Let $G$ be the Gauss map, $$G(x)= \begin{cases} 0 & \text{if} \ x=0 \\ \{\frac{1}{x} \}=\frac{1}{x} \ \mathrm{mod} \ 1 & \text{if $0<x\leq 1$}\end{cases}$$
and $\mu$ be the Gauss measure given by integrating the density $\frac{1}{\ln 2}\left(\frac{1}{1+x}\right)$.
Let $N >0$ be a given positive integer. Show that for $\mu$-almost every $x \in (0,\frac{1}{N}]$ there are infinitely many entries $a_i$ in the continued fraction expansion of $x=[a_0,a_1,\dots,a_n,\dots]$ such that $a_i \geq N$.
I believe this can be solved by applying the strong form of the Poincaré recurrence theorem. As $a_n = \left[\frac{1}{G^n(x)}\right]$ if $a_i \geq N$ then $\frac{1}{N+1} \leq G^n(x)\leq \frac{1}{N}$.
We know that $\mu((0,\frac{1}{N}])>0$ (easily shown). Therefore $\mu$-almost every $x \in B=\left(0\,\frac{1}{N}\right]$ is infinitely recurrent to $B$.

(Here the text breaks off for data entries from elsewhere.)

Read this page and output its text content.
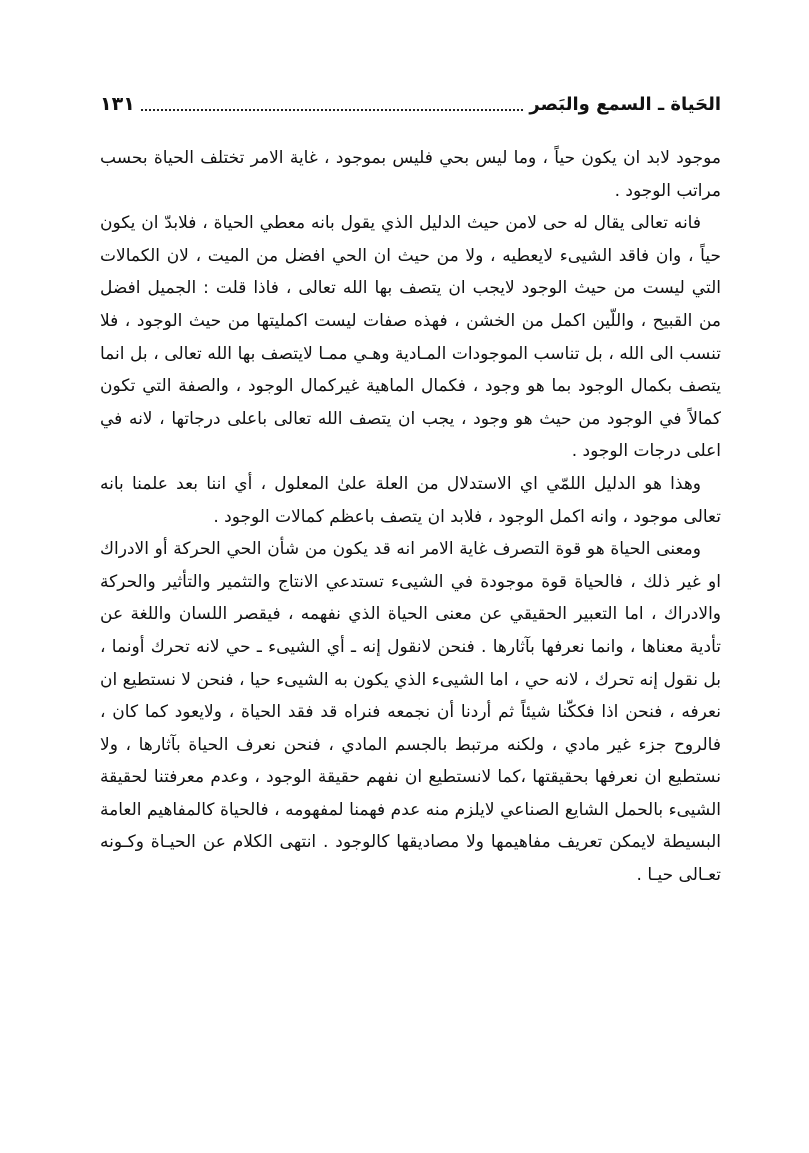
الحَياة ـ السمع والبَصر
١٣١

موجود لابد ان يكون حياً ، وما ليس بحي فليس بموجود ، غاية الامر تختلف الحياة بحسب مراتب الوجود .

فانه تعالى يقال له حى لامن حيث الدليل الذي يقول بانه معطي الحياة ، فلابدّ ان يكون حياً ، وان فاقد الشيىء لايعطيه ، ولا من حيث ان الحي افضل من الميت ، لان الكمالات التي ليست من حيث الوجود لايجب ان يتصف بها الله تعالى ، فاذا قلت : الجميل افضل من القبيح ، واللّين اكمل من الخشن ، فهذه صفات ليست اكمليتها من حيث الوجود ، فلا تنسب الى الله ، بل تناسب الموجودات المـادية وهـي ممـا لايتصف بها الله تعالى ، بل انما يتصف بكمال الوجود بما هو وجود ، فكمال الماهية غيركمال الوجود ، والصفة التي تكون كمالاً في الوجود من حيث هو وجود ، يجب ان يتصف الله تعالى باعلى درجاتها ، لانه في اعلى درجات الوجود .

وهذا هو الدليل اللمّي اي الاستدلال من العلة علىٰ المعلول ، أي اننا بعد علمنا بانه تعالى موجود ، وانه اكمل الوجود ، فلابد ان يتصف باعظم كمالات الوجود .

ومعنى الحياة هو قوة التصرف غاية الامر انه قد يكون من شأن الحي الحركة أو الادراك او غير ذلك ، فالحياة قوة موجودة في الشيىء تستدعي الانتاج والتثمير والتأثير والحركة والادراك ، اما التعبير الحقيقي عن معنى الحياة الذي نفهمه ، فيقصر اللسان واللغة عن تأدية معناها ، وانما نعرفها بآثارها . فنحن لانقول إنه ـ أي الشيىء ـ حي لانه تحرك أونما ، بل نقول إنه تحرك ، لانه حي ، اما الشيىء الذي يكون به الشيىء حيا ، فنحن لا نستطيع ان نعرفه ، فنحن اذا فككّنا شيئاً ثم أردنا أن نجمعه فنراه قد فقد الحياة ، ولايعود كما كان ، فالروح جزء غير مادي ، ولكنه مرتبط بالجسم المادي ، فنحن نعرف الحياة بآثارها ، ولا نستطيع ان نعرفها بحقيقتها ،كما لانستطيع ان نفهم حقيقة الوجود ، وعدم معرفتنا لحقيقة الشيىء بالحمل الشايع الصناعي لايلزم منه عدم فهمنا لمفهومه ، فالحياة كالمفاهيم العامة البسيطة لايمكن تعريف مفاهيمها ولا مصاديقها كالوجود . انتهى الكلام عن الحيـاة وكـونه تعـالى حيـا .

Prove the conclusion of the previous part holds for $\mu$-almost every $x \in [0,1]$.
How does this work. I think it would be the same proof, but this does not feel right (and seems to easy).
These are the versions of the Poincaré recurrence that I know.
and this may be useful
Also you may assume that $G$ is ergodic wrt $\mu$.
While the question being asked can be settled using ergodicity of the Gauss map and the ergodic theorem, as I explained in comments to the question, it can also be explained using only the ergodicity alone (which is itself a nontrivial feature of the Gauss map, so it's not like we're getting something for free). I'll state the result in a general context, as an ergodic refinement of the Poincare recurrence theorem.
Theorem: If $(X,\mu,T)$ is an ergodic dynamical system with $0 < \mu(X) < \infty$, then for each measurable subset $A \subset X$ with $\mu(A) > 0$, $\mu$-almost all $x \in X$ have $T^n(x) \in A$ for infinitely many $n$.
The distinction from the Poincare recurrence theorem is that the conclusion is about $\mu$-almost all $x \in X$ rather than $\mu$-almost all $x \in A$.
Proof: For $m \geq 0$, let $X_m$ be the set of $x \in X$ such that $T^n(x) \in A$ for some $n \geq m$. In set-theoretic notation, $X_m = \bigcup_{n \geq m} T^{-n}(A)$. This set is measurable and $\mu(X_m) > 0$ since $\mu(X_m) \geq \mu(T^{-m}(A)) = \mu(A) > 0$.
Check $T^{-1}(X_m) \subset X_m$ (that is, if $T(x) \in X_m$ then $x \in X_m$). Since $X_m$ and $T^{-1}(X_m)$ have equal $\mu$-measure, the complement $X_m - T^{-1}(X_m)$ has measure $0$. Outside of $X_m - T^{-1}(X_m)$, check that $\chi_{X_m}(x) = \chi_{X_m}(Tx)$ by looking separately at $x \in T^{-1}(X_m)$ (both sides are $1$) and at $x \in X - X_m$ (both sides are $0$). Therefore $\chi_{X_m}(x) = \chi_{X_m}(Tx)$ for $\mu$-almost all $x \in X$, so $\chi_{X_m} \colon X \rightarrow \{0,1\}$ is an almost invariant function on $(X,\mu,T)$. Therefore the set $\{x \in X : \chi_{X_m}(x) = 1\} = X_m$ is an almost invariant set, and when the dynamical system is ergodic its almost invariant sets have measure $0$ or full measure. As $\mu(X_m) > 0$, we must have $\mu(X_m) = \mu(X)$: $\mu$-almost all points of $X$ are in $X_m$, so the complement of $X_m$ has $\mu$-measure zero.
What is the complement of $X_m$? It's the $x \in X$ such that $T^n(x) \not\in A$ for all $n \geq m$. A countable union of measure $0$ sets has measure $0$, so $\mu$-almost all $x \in X$ are outside the complement of every $X_m$, meaning $\mu$-almost all $x \in X$ are in every $X_m$. To say $x$ lies in every $X_m$ means $T^n(x) \in A$ for some $n \geq m$ no matter what $m$ is, and that's another way of saying $T^n(x) \in A$ for infinitely many $n$. Thus $\mu$-almost all $x \in X$ have their $T$-orbit $\{x,T(x),T^2(x),\dots\}$ meet $A$ infinitely often provided $\mu(A) > 0$.